Gli Stati Uniti, essendosi emancipati dalla coordinated central banking policy e dall'impostazione di un tasso d'interesse congiunto col mercato europeo, si trovano in una posizione di vantaggio rispetto al resto del mondo per mettere una pezza su un mercato interno martoriato da anni di tassi artificialmente bassi e conseguenti mercati dei capitali disfunzionali. La loro preparazione alla recessione prevede risucchiare capitale finanziario all'estero, soprattutto dall'Europa, per deviare l'attenzione dai loro guai economici e finanziari. Molto probabilmente avranno successo in ciò e questo rappresenterà la fine dell'Unione Europea così come la conosciamo.

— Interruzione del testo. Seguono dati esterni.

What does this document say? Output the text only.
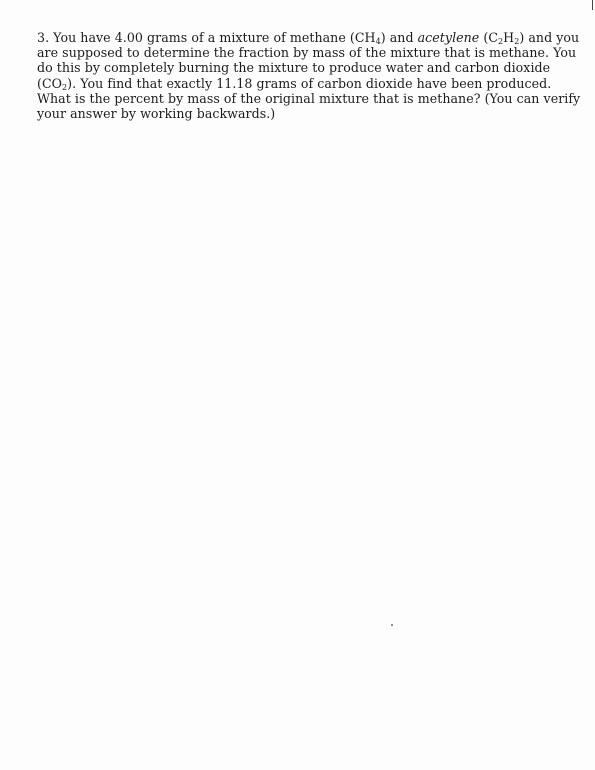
3. You have 4.00 grams of a mixture of methane $(CH_4)$ and acetylene $(C_2H_2)$ and you
are supposed to determine the fraction by mass of the mixture that is methane. You
do this by completely burning the mixture to produce water and carbon dioxide
$(CO_2)$. You find that exactly 11.18 grams of carbon dioxide have been produced.
What is the percent by mass of the original mixture that is methane? (You can verify
your answer by working backwards.)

Ma per quanto gli USA possano guadagnare tempo, però, hanno di fronte un gigantesco elefante nella stanza che ci ricorda il motivo per cui l'azione umana vince sempre alla fine di tutti i giochi: le incombenti passività non finanziate nei programmi di previdenza sociale, Medicare e Medicaid. Nonostante le cifre spaventose e le proiezioni del Congressional Budget Office, questi problemi di bilancio e di finanziamento dei diritti sociali vengono ampiamente ignorati. Infatti il fondo fiduciario della previdenza sociale è dato per insolvente entro il 2033 e il fondo fiduciario del Medicare è dato per insolvente entro il 2031. Senza contare che gli interessi sul debito federale aumenteranno da circa il 15% delle entrate federali totali nel 2023 al 20% nel 2033 e al 40% nel 2053.
La "fine" del dollaro, quindi, è una certezza. Ma badate bene, cari lettori, con fine non bisogna intendere il nulla, bensì la trasformazione dell'attuale strumento scoperto in qualcosa di diverso. Un ritorno alla copertura o attraverso cedole dei titoli di stato parzialmente redimibili in oro, oppure con Bitcoin. La de-dollarizzazione di cui tanto si parla oggigiorno non è altro che un tentativo (maldestro a giudizio del sottoscritto) al fotofinish nella sopraccitata race to the bottom affinché i concorrenti dello zio Sam possano in qualche modo avvantaggiarsi in questa fase di transizione.